Em resposta ao parecer da Advocacia-Geral da União (AGU) que considerou a lei antifumo paulista inconstitucional, o governo do Estado de São Paulo reiterou ontem, em nota, sua convicção da constitucionalidade da lei, dizendo que ela é não apenas amparada, mas também exigida pela Constituição Federal de 1998.
O parecer da AGU - emitido na última terça-feira após pedido do ministro do STF Celso de Mello, relator de uma ação direta de inconstitucionalidade (Adin) proposta pela Confederação Nacional de Turismo - afirma que a lei “extrapola os termos da lei federal que já regula o tema” e que a competência para tratar do assunto é da União.
Segundo nota do governo paulista, entretanto, a lei federal é ineficaz por não especificar sanções a quem a desrespeite e por não instituir sistema de fiscalização que estimule seu cumprimento.
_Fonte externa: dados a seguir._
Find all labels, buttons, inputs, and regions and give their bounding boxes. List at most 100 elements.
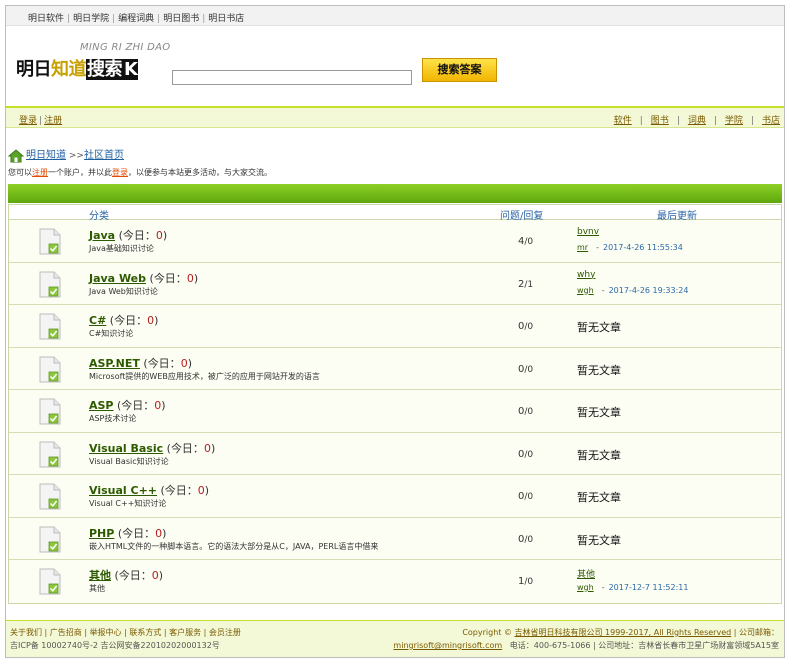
register-link[interactable]: 注册 [44, 116, 62, 126]
footer-link-service[interactable]: 客户服务 [169, 628, 201, 637]
top-link-academy[interactable]: 明日学院 [73, 14, 109, 24]
category-link[interactable]: Java [89, 229, 115, 242]
footer-link-ads[interactable]: 广告招商 [50, 628, 82, 637]
category-link[interactable]: ASP.NET [89, 357, 140, 370]
category-title: 其他 (今日：0) [89, 569, 164, 582]
login-link[interactable]: 登录 [19, 116, 37, 126]
logo-tagline: MING RI ZHI DAO [80, 42, 171, 53]
footer-link-about[interactable]: 关于我们 [10, 628, 42, 637]
category-link[interactable]: ASP [89, 399, 114, 412]
footer-link-contact[interactable]: 联系方式 [129, 628, 161, 637]
reply-count: 0 [527, 449, 534, 460]
reply-count: 0 [527, 407, 534, 417]
today-count: 0 [155, 229, 163, 242]
reply-count: 0 [527, 492, 534, 502]
category-description: Microsoft提供的WEB应用技术，被广泛的应用于网站开发的语言 [89, 371, 320, 381]
category-description: ASP技术讨论 [89, 414, 137, 423]
category-link[interactable]: 其他 [89, 569, 111, 582]
no-posts-label: 暂无文章 [577, 448, 621, 462]
category-title: ASP.NET (今日：0) [89, 356, 192, 370]
page: 明日软件 | 明日学院 | 编程词典 | 明日图书 | 明日书店 MING RI ZHI DAO… [5, 5, 785, 658]
nav-bar: 登录 | 注册 软件 | 图书 | 词典 | 学院 | 书店 [6, 106, 784, 128]
category-title: C# (今日：0) [89, 314, 159, 327]
search-button[interactable]: 搜索答案 [422, 58, 497, 82]
question-count: 0 [518, 491, 525, 502]
category-row: PHP (今日：0) 嵌入HTML文件的一种脚本语言。它的语法大部分是从C，JAV… [9, 517, 781, 560]
reply-count: 0 [527, 322, 534, 332]
nav-link-dictionary[interactable]: 词典 [688, 116, 706, 126]
latest-post-date: 2017-12-7 11:52:11 [608, 583, 689, 592]
latest-post-author[interactable]: wgh [577, 286, 594, 295]
forum-icon [39, 483, 61, 510]
latest-post-author[interactable]: wgh [577, 583, 594, 592]
category-title: Java Web (今日：0) [89, 271, 199, 285]
footer: 关于我们 | 广告招商 | 举报中心 | 联系方式 | 客户服务 | 会员注册 … [6, 620, 784, 657]
latest-post-link[interactable]: bvnv [577, 227, 599, 237]
question-count: 0 [518, 533, 525, 545]
breadcrumb-home-link[interactable]: 明日知道 [26, 150, 66, 161]
category-title: ASP (今日：0) [89, 399, 166, 412]
top-link-bookstore[interactable]: 明日书店 [208, 14, 244, 24]
latest-post-link[interactable]: why [577, 270, 595, 280]
category-link[interactable]: Java Web [89, 272, 146, 285]
top-link-software[interactable]: 明日软件 [28, 14, 64, 24]
latest-post-author[interactable]: mr [577, 243, 588, 252]
nav-link-academy[interactable]: 学院 [725, 116, 743, 126]
footer-icp: 吉ICP备 10002740号-2 吉公网安备22010202000132号 [10, 641, 220, 650]
category-description: Java基础知识讨论 [89, 244, 154, 253]
latest-post-meta: mr -2017-4-26 11:55:34 [577, 243, 683, 252]
notice-login-link[interactable]: 登录 [112, 168, 128, 177]
nav-link-books[interactable]: 图书 [651, 116, 669, 126]
top-link-books[interactable]: 明日图书 [163, 14, 199, 24]
question-count: 4 [518, 236, 525, 247]
separator: | [67, 14, 71, 24]
category-link[interactable]: C# [89, 314, 106, 327]
question-count: 0 [518, 321, 525, 332]
category-link[interactable]: PHP [89, 527, 114, 540]
separator: | [202, 14, 206, 24]
search-input[interactable] [172, 70, 412, 85]
reply-count: 0 [527, 534, 534, 545]
category-row: Java Web (今日：0) Java Web知识讨论 2/1 why wgh -201… [9, 262, 781, 305]
category-title: Java (今日：0) [89, 229, 168, 242]
question-reply-count: 4/0 [518, 236, 534, 247]
footer-email-link[interactable]: mingrisoft@mingrisoft.com [393, 641, 502, 650]
login-notice: 您可以注册一个账户，并以此登录，以便参与本站更多活动，与大家交流。 [8, 168, 272, 177]
question-reply-count: 0/0 [518, 491, 534, 502]
no-posts-label: 暂无文章 [577, 321, 621, 334]
footer-company-link[interactable]: 吉林省明日科技有限公司 1999-2017, All Rights Reserv… [515, 628, 732, 637]
top-links-bar: 明日软件 | 明日学院 | 编程词典 | 明日图书 | 明日书店 [6, 6, 784, 26]
no-posts-label: 暂无文章 [577, 363, 621, 377]
category-row: 其他 (今日：0) 其他 1/0 其他 wgh -2017-12-7 11:52:11 [9, 560, 781, 603]
category-description: 嵌入HTML文件的一种脚本语言。它的语法大部分是从C，JAVA，PERL语言中借… [89, 541, 379, 551]
today-count: 0 [180, 356, 188, 370]
reply-count: 0 [527, 364, 534, 375]
category-link[interactable]: Visual C++ [89, 484, 157, 497]
question-reply-count: 0/0 [518, 448, 534, 460]
section-header-bar [8, 184, 782, 203]
logo-text: 明日知道搜索 K [16, 59, 139, 80]
question-count: 0 [518, 448, 525, 460]
forum-icon [39, 228, 61, 255]
nav-link-software[interactable]: 软件 [614, 116, 632, 126]
footer-link-report[interactable]: 举报中心 [90, 628, 122, 637]
notice-register-link[interactable]: 注册 [32, 168, 48, 177]
category-link[interactable]: Visual Basic [89, 442, 163, 455]
breadcrumb-current-link[interactable]: 社区首页 [84, 150, 124, 161]
footer-link-signup[interactable]: 会员注册 [209, 628, 241, 637]
question-reply-count: 0/0 [518, 406, 534, 417]
home-icon[interactable] [8, 148, 24, 163]
forum-icon [39, 271, 61, 298]
site-logo[interactable]: MING RI ZHI DAO 明日知道搜索 K [16, 42, 171, 86]
latest-post-meta: wgh -2017-4-26 19:33:24 [577, 285, 689, 295]
question-reply-count: 0/0 [518, 533, 534, 545]
no-posts-label: 暂无文章 [577, 491, 621, 504]
no-posts-label: 暂无文章 [577, 533, 621, 547]
nav-link-bookstore[interactable]: 书店 [762, 116, 780, 126]
reply-count: 1 [527, 279, 534, 290]
top-link-dictionary[interactable]: 编程词典 [118, 14, 154, 24]
forum-icon [39, 313, 61, 340]
latest-post-meta: wgh -2017-12-7 11:52:11 [577, 583, 689, 592]
breadcrumb: 明日知道 >>社区首页 [8, 146, 124, 164]
latest-post-link[interactable]: 其他 [577, 567, 595, 580]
De acordo com o comunicado, a lei federal “tampouco contém medidas eficazes de proteção contra a exposição à fumaça do tabaco como exigido pela Convenção-Quadro para o controle do tabaco da Organização Mundial da Saúde”.
Para o governo José Serra (PSDB), o STF já fixou diretriz segundo a qual o Estado pode legislar sobre a mesma matéria e até ser mais restritivo que a lei federal quando se trata da a proteção do direito à saúde dos cidadãos.
O parecer da AGU tem caráter consultivo. Ele foi protocolado no STF na terça-feira, mas ainda não há data definida para julgamento da Adin proposta pela Confederação Nacional de Turismo.